Source image : NBA League Pass

S’il y avait bien une équipe que Hassan Whiteside n’avait pas battu dans sa carrière, c’était les Spurs. Le pivot du Heat a réglé ce détail de son CV cette nuit, en marchant littéralement sur les intérieurs de San Antonio.

La phrase le suivra longtemps, peut-être toute sa carrière si possible. Lorsque ce bon Hassan est concentré et déterminé à jouer comme un intérieur dominant, il peut représenter une force destructrice sur n’importe quel parquet. Mercredi soir, c’était sur celui de Miami qu’il fallait être pour voir la bête se défoncer des deux côtés du terrain, avant un new look en mode Vice qui devrait faire monter la température du côté de Sud Plage. Absent lors du dernier match des siens, une victoire à Detroit notamment grâce au carton de Josh Richardson, Whiteside n’avait pas pu se faire masser par Andre Drummond, mais l’intérieur du Heat savait qu’il pouvait potentiellement se refaire dans la raquette des Spurs. Il faut dire que même si les grands sont présents chez Gregg Popovich, aucun ne peut réellement matcher avec le niveau physique et athlétique d’Hassan. Aldridge ? Moins aérien. Poeltl ? Moins puissant. Et sinon ? Beh justement… Et sinon rien, rien à faire. Il n’y avait absolument rien à faire côté Spurs, pour stopper la folle soirée de Whiteside. Dès le premier quart-temps, le monstre commençait son chantier sur des bases folles, enchaînant les contres et même les passes décisives pour mettre les siens sur de bons rails. Pourtant pas aidé par J-Rich, qui était à côté de la plaque après son coup de chaud face aux Pistons, Hassan avait droit aux banderilles de quelques copains. Mais encore et toujours, dès qu’il fallait mettre un coup d’accélérateur, c’est par le numéro 21 qu’il fallait passer, un numéro qu’on aime assez bien du côté de San Antonio. La pause arrivait que Whiteside avait déjà 18 points, 14 rebonds et 8 contres… Une mi-temps complètement folle en terme d’efficacité et de domination, le pivot aux bras interminables tapant Alonzo Mourning à Miami pour le plus grand nombre de stops en une moitié de match.
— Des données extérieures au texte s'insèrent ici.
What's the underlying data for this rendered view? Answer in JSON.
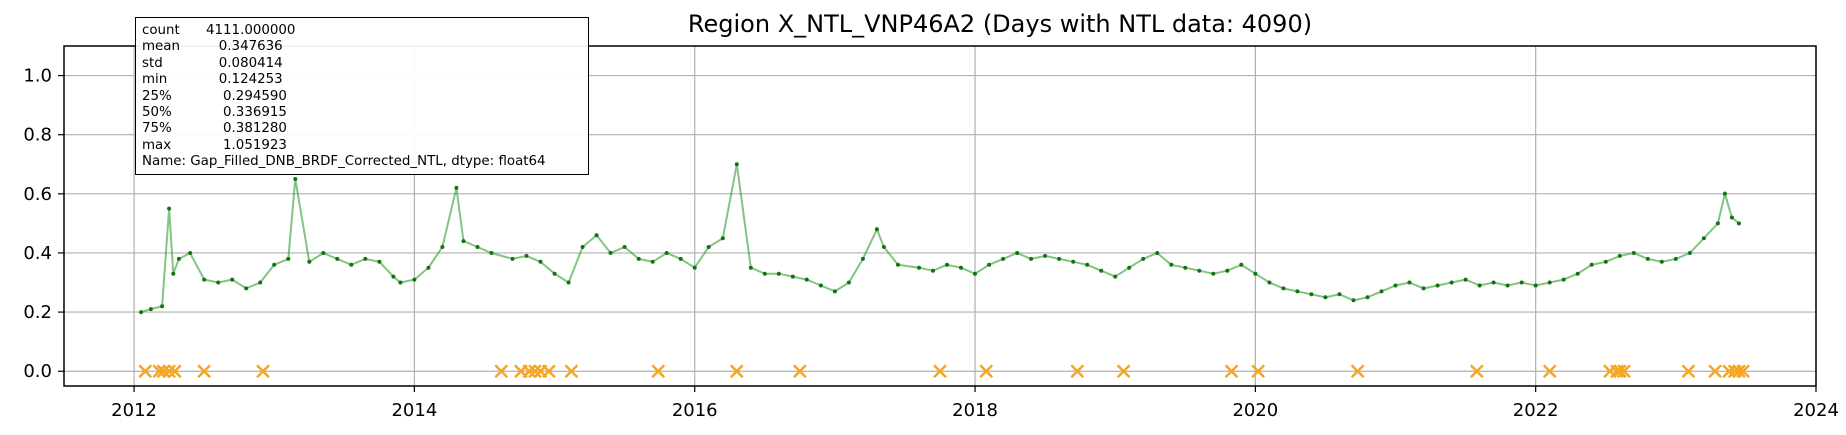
{
  "chart_data": {
    "type": "line",
    "title": "Region X_NTL_VNP46A2 (Days with NTL data: 4090)",
    "xlabel": "",
    "ylabel": "",
    "xlim": [
      2011.5,
      2024.0
    ],
    "ylim": [
      -0.05,
      1.1
    ],
    "xticks": [
      "2012",
      "2014",
      "2016",
      "2018",
      "2020",
      "2022",
      "2024"
    ],
    "yticks": [
      "0.0",
      "0.2",
      "0.4",
      "0.6",
      "0.8",
      "1.0"
    ],
    "grid": true,
    "series": [
      {
        "kind": "line-with-points",
        "color": "#2e9e2e",
        "x": [
          2012.05,
          2012.12,
          2012.2,
          2012.25,
          2012.28,
          2012.32,
          2012.4,
          2012.5,
          2012.6,
          2012.7,
          2012.8,
          2012.9,
          2013.0,
          2013.1,
          2013.15,
          2013.25,
          2013.35,
          2013.45,
          2013.55,
          2013.65,
          2013.75,
          2013.85,
          2013.9,
          2014.0,
          2014.1,
          2014.2,
          2014.3,
          2014.35,
          2014.45,
          2014.55,
          2014.7,
          2014.8,
          2014.9,
          2015.0,
          2015.1,
          2015.2,
          2015.3,
          2015.4,
          2015.5,
          2015.6,
          2015.7,
          2015.8,
          2015.9,
          2016.0,
          2016.1,
          2016.2,
          2016.3,
          2016.4,
          2016.5,
          2016.6,
          2016.7,
          2016.8,
          2016.9,
          2017.0,
          2017.1,
          2017.2,
          2017.3,
          2017.35,
          2017.45,
          2017.6,
          2017.7,
          2017.8,
          2017.9,
          2018.0,
          2018.1,
          2018.2,
          2018.3,
          2018.4,
          2018.5,
          2018.6,
          2018.7,
          2018.8,
          2018.9,
          2019.0,
          2019.1,
          2019.2,
          2019.3,
          2019.4,
          2019.5,
          2019.6,
          2019.7,
          2019.8,
          2019.9,
          2020.0,
          2020.1,
          2020.2,
          2020.3,
          2020.4,
          2020.5,
          2020.6,
          2020.7,
          2020.8,
          2020.9,
          2021.0,
          2021.1,
          2021.2,
          2021.3,
          2021.4,
          2021.5,
          2021.6,
          2021.7,
          2021.8,
          2021.9,
          2022.0,
          2022.1,
          2022.2,
          2022.3,
          2022.4,
          2022.5,
          2022.6,
          2022.7,
          2022.8,
          2022.9,
          2023.0,
          2023.1,
          2023.2,
          2023.3,
          2023.35,
          2023.4,
          2023.45
        ],
        "y": [
          0.2,
          0.21,
          0.22,
          0.55,
          0.33,
          0.38,
          0.4,
          0.31,
          0.3,
          0.31,
          0.28,
          0.3,
          0.36,
          0.38,
          0.65,
          0.37,
          0.4,
          0.38,
          0.36,
          0.38,
          0.37,
          0.32,
          0.3,
          0.31,
          0.35,
          0.42,
          0.62,
          0.44,
          0.42,
          0.4,
          0.38,
          0.39,
          0.37,
          0.33,
          0.3,
          0.42,
          0.46,
          0.4,
          0.42,
          0.38,
          0.37,
          0.4,
          0.38,
          0.35,
          0.42,
          0.45,
          0.7,
          0.35,
          0.33,
          0.33,
          0.32,
          0.31,
          0.29,
          0.27,
          0.3,
          0.38,
          0.48,
          0.42,
          0.36,
          0.35,
          0.34,
          0.36,
          0.35,
          0.33,
          0.36,
          0.38,
          0.4,
          0.38,
          0.39,
          0.38,
          0.37,
          0.36,
          0.34,
          0.32,
          0.35,
          0.38,
          0.4,
          0.36,
          0.35,
          0.34,
          0.33,
          0.34,
          0.36,
          0.33,
          0.3,
          0.28,
          0.27,
          0.26,
          0.25,
          0.26,
          0.24,
          0.25,
          0.27,
          0.29,
          0.3,
          0.28,
          0.29,
          0.3,
          0.31,
          0.29,
          0.3,
          0.29,
          0.3,
          0.29,
          0.3,
          0.31,
          0.33,
          0.36,
          0.37,
          0.39,
          0.4,
          0.38,
          0.37,
          0.38,
          0.4,
          0.45,
          0.5,
          0.6,
          0.52,
          0.5
        ]
      },
      {
        "kind": "markers-x",
        "color": "#f5a623",
        "x": [
          2012.08,
          2012.18,
          2012.21,
          2012.25,
          2012.29,
          2012.5,
          2012.92,
          2014.62,
          2014.76,
          2014.82,
          2014.86,
          2014.9,
          2014.96,
          2015.12,
          2015.74,
          2016.3,
          2016.75,
          2017.75,
          2018.08,
          2018.73,
          2019.06,
          2019.83,
          2020.02,
          2020.73,
          2021.58,
          2022.1,
          2022.53,
          2022.58,
          2022.6,
          2022.63,
          2023.09,
          2023.28,
          2023.38,
          2023.42,
          2023.45,
          2023.48
        ],
        "y": [
          0,
          0,
          0,
          0,
          0,
          0,
          0,
          0,
          0,
          0,
          0,
          0,
          0,
          0,
          0,
          0,
          0,
          0,
          0,
          0,
          0,
          0,
          0,
          0,
          0,
          0,
          0,
          0,
          0,
          0,
          0,
          0,
          0,
          0,
          0,
          0
        ]
      }
    ],
    "annotation_box": {
      "rows": [
        {
          "key": "count",
          "value": "4111.000000"
        },
        {
          "key": "mean",
          "value": "   0.347636"
        },
        {
          "key": "std",
          "value": "   0.080414"
        },
        {
          "key": "min",
          "value": "   0.124253"
        },
        {
          "key": "25%",
          "value": "    0.294590"
        },
        {
          "key": "50%",
          "value": "    0.336915"
        },
        {
          "key": "75%",
          "value": "    0.381280"
        },
        {
          "key": "max",
          "value": "    1.051923"
        }
      ],
      "footer": "Name: Gap_Filled_DNB_BRDF_Corrected_NTL, dtype: float64"
    }
  }
}
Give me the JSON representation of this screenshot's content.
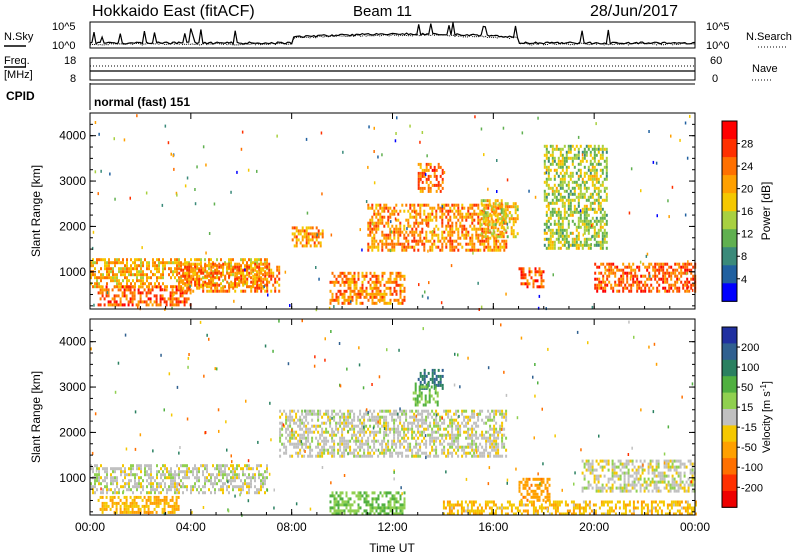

Et pourtant, malheureusement pour nos yeux, les Spurs étaient encore dans le match. Des pourcentages horribles au shoot, deux stars qui n’y arrivaient pas, heureusement que Patty Mills et Davis Bertans s’y mettaient un minimum sinon les visiteurs auraient terminé la soirée à 70 points. D’où le plus gros message retenu par le Heat et leurs fans cette nuit, en battant une équipe qui leur avait posé bien des problèmes ces quatre dernières années : lorsque Whiteside est focused et se retrouve au centre de la défense locale, Miami peut devenir insupportable à jouer. L’effort défensif du Heat était sur courant alternatif depuis le début de saison, certains soirs rappelant la discipline de l’équipe dirigée par Erik Spoelstra, d’autres soirs nous indiquant qu’il y avait encore du chemin à faire. Mais, de base, il ne suffit pas de grand chose pour que Miami se pose sur des fondations suffisamment solides chaque soir. Il suffit que Hassan soit dans un mode déterminé, peut-être pas H24 en mode Wilt Chamberlain comme cette nuit, mais concentré sur ses couvertures défensives, sans prendre de fautes à la con, sans être découragé par quelques shoots loupés ou des coups de sifflets désavantageux. Il sera difficile et compliqué de demander une nouvelle performance de ce genre à la grande muraille du Heat, du moins pas dans les jours à venir, mais Whiteside peut se regarder dans le miroir et se dire la chose suivante : lorsqu’il est droit dans ses pompes et s’assume en tant que force physique inégalée, Hassan n’est sujet à aucune rumeur de transfert ou punchline sur ses premiers tours de Playoffs. Et rien que ça, ça devrait le maintenir motivé.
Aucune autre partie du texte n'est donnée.